Much of this powdered rock is washed by rain into the lakes and ponds; in time these cut their exits down, and drain, leaving each a broad mud-flat. The climate mildens and the south winds cease not, so that wind-borne grasses soon make green meadows of the broad lake-bottom flats.

The process climbs the hill-slopes; every little earthy foothold for a plant is claimed by some new settler, until each low hill is covered to the top with vegetation graded to its soil, and where the flowering kinds cannot establish themselves, the lichen pioneers still maintain their hold. Rarely, in the landscape, now, is any of the primitive colour of the rocks; even the tall, straight cliffs of Aylmer are painted and frescoed with lichens that flame and glitter with purple and orange, silver and gold. How precious and fertile the ground is made to seem, when every square foot of it is an exquisite elfin garden made by the little people, at infinite cost, filled with dainty flowers and still later embellished with delicate fruit.

One of the wonderful things about these children of the Barrens is the great size of fruit and flower compared with the plant. The cranberry, the crowberry, the cloudberry, etc., produce fruit any one of which might outweigh the herb itself.

Nowhere does one get the impression that these are weeds, as often happens among the rank growths farther south. The flowers in the wildest profusion are generally low, always delicate and mostly in beds of a single species. The Lalique jewelry was the sensation of the Paris Exposition of 1899. Yet here is Lalique renewed and changed for every week in the season and lavished on every square foot of a region that is a million square miles in extent.

Not a cranny in a rock but is seized on at once by the eager little gardeners in charge and made a bed of bloom, as though every inch of room were priceless. And yet Nature here exemplifies the law that our human gardeners are only learning: "Mass your bloom, to gain effect."

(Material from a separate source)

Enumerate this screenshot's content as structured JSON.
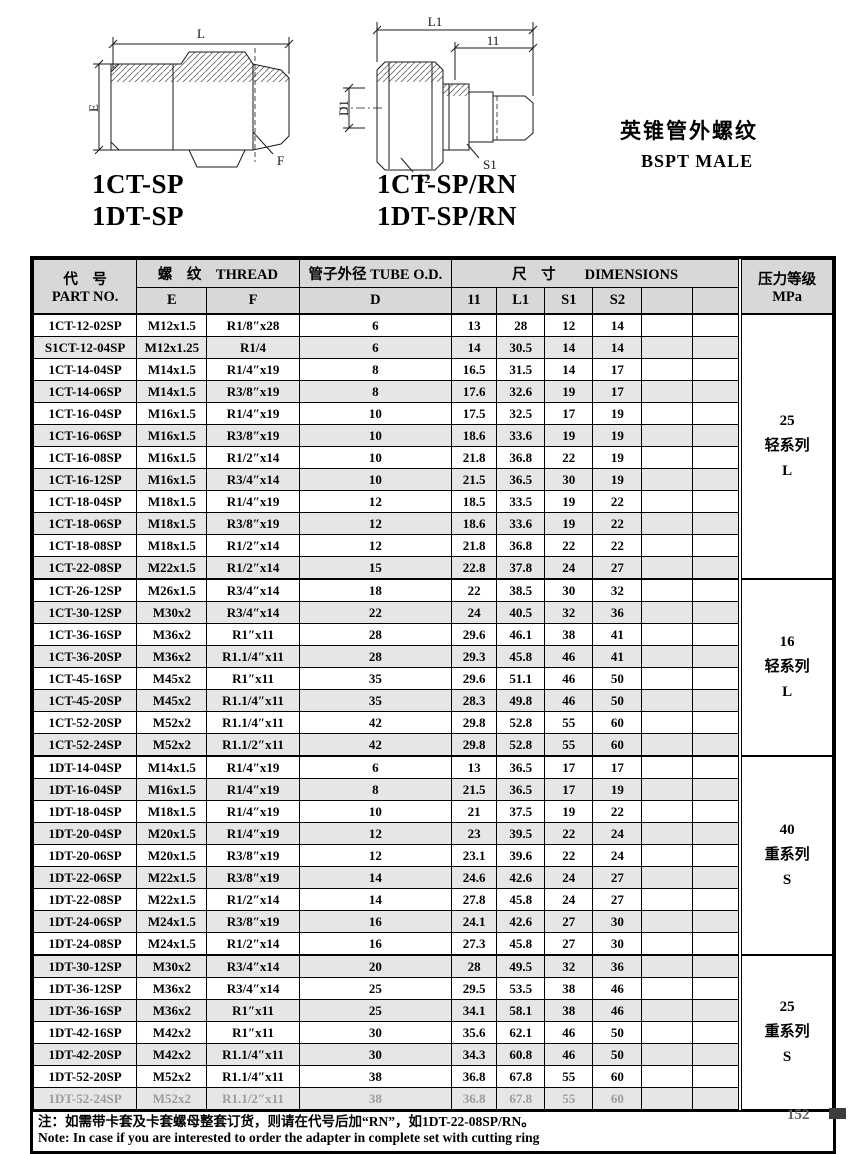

As I stood on that hill, the foreground was a broad stretch of old gold—the shining sandy yellow of drying grass—but it was patched with large scarlet mats of arctous that would put red maple to its reddest blush. There was no Highland heather here, but there were whole hillsides of purple red vaccinium, whose leaves were but a shade less red than its luscious grape-hued fruit.

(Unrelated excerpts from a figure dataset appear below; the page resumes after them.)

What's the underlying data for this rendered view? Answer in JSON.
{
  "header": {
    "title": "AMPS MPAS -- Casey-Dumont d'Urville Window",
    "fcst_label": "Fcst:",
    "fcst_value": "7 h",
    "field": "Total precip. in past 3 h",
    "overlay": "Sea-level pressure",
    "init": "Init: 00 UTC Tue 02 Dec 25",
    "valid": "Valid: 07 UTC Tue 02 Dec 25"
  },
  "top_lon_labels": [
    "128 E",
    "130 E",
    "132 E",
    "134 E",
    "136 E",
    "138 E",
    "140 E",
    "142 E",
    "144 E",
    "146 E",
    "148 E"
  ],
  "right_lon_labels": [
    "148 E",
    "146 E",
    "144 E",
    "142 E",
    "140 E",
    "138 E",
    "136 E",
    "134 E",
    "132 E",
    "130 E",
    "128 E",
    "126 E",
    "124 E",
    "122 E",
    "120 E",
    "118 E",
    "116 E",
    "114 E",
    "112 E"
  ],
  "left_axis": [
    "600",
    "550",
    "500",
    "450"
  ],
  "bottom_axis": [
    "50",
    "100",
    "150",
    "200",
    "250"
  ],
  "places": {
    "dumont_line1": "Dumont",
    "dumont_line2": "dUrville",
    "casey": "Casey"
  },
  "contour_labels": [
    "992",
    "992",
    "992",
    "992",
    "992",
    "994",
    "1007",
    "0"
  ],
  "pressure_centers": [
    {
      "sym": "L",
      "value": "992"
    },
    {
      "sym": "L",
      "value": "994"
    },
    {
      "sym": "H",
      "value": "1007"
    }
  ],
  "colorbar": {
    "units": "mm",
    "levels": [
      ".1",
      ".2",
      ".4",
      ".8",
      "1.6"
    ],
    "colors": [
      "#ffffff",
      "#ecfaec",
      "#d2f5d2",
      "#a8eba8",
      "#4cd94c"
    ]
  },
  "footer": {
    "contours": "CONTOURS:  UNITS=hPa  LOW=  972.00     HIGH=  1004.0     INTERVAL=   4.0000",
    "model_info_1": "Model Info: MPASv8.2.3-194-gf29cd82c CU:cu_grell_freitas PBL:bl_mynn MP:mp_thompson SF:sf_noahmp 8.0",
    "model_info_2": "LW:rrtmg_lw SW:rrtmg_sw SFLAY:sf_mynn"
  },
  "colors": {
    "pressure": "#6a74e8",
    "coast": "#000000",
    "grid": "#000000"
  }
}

Here were white ledums in roods and acre beds; purple mairanias by the hundred acres, and, framed in lilac rocks, were rich, rank meadows of golden-green by the mile.

There were leagues and leagues of caribou moss, pale green or lilac, and a hundred others in clumps, that, seeing here the glory of the painted mosses, were simulating their ways, though they themselves were the not truly mosses at all.

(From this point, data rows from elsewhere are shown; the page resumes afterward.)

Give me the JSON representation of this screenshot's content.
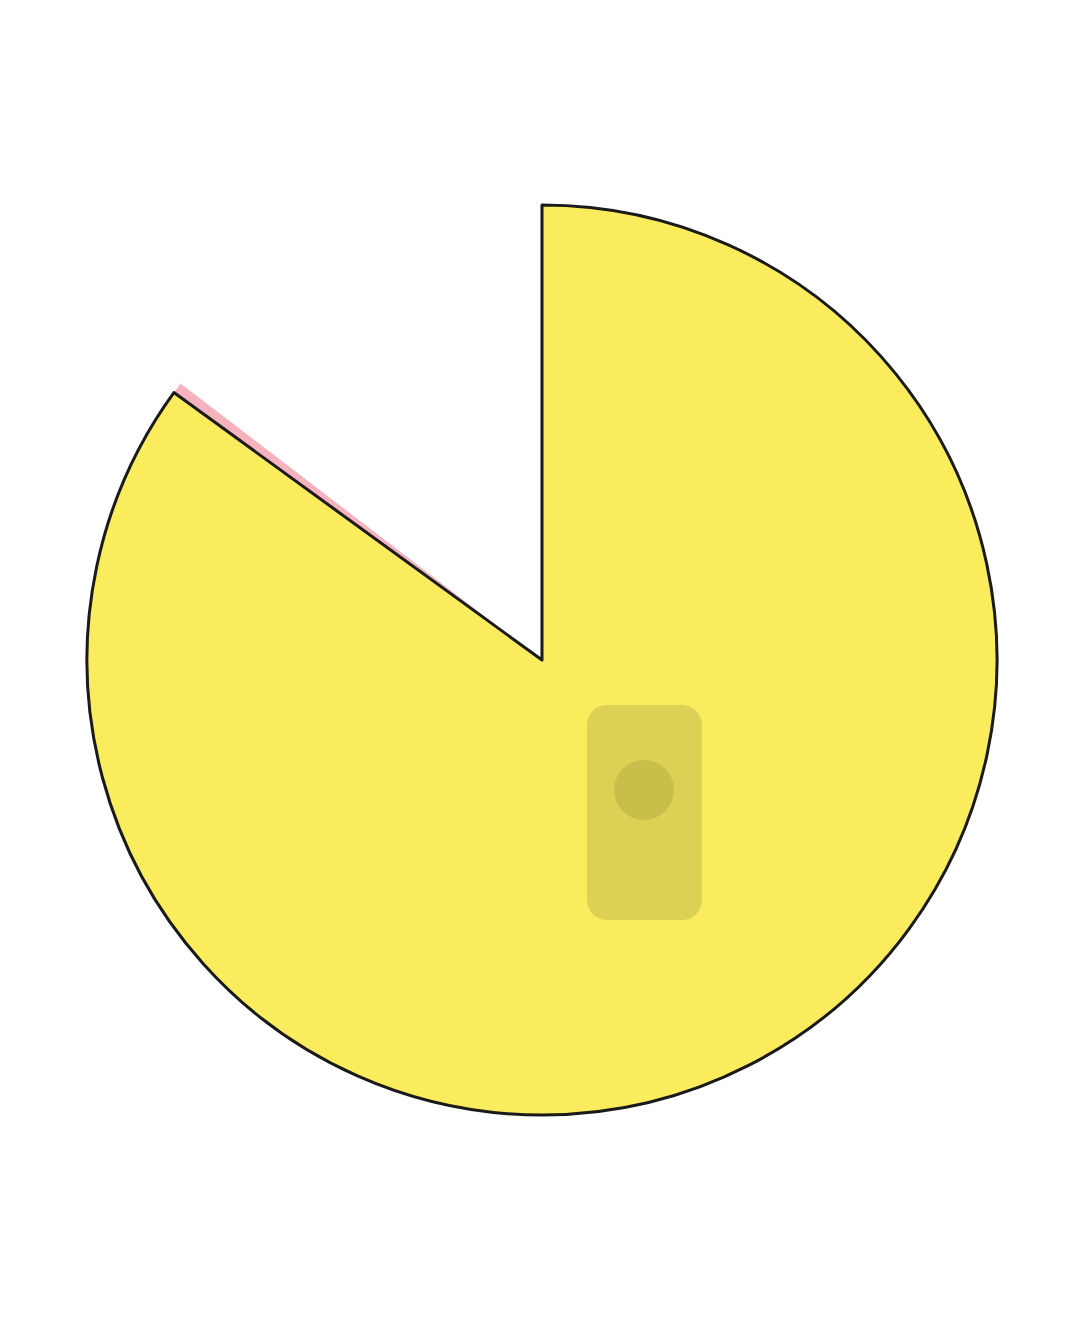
{
  "chart_data": {
    "type": "pie",
    "categories": [
      null,
      null,
      null
    ],
    "values": [
      85,
      0.4,
      14.6
    ],
    "colors": [
      "#fbec5d",
      "#f6b3bd",
      "#ffffff"
    ]
  }
}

I never before saw such a realm of exquisite flowers so exquisitely displayed, and the effect at every turn throughout the land was colour, colour, colour, to as far outdo the finest autumn tints of New England as the Colorado Canyon outdoes the Hoosac Gorge. What Nature can do only in October, elsewhere, she does here all season through, as though when she set out to paint the world she began on the Barrens with a full palette and when she reached the Tropics had nothing left but green.

Thus at every step one is wading through lush grass or crushing prairie blossoms and fruits. It is so on and on; in every part of the scene, there are but few square feet that do not bloom with flowers and throb with life; yet this is the region called the Barren Lands of the North.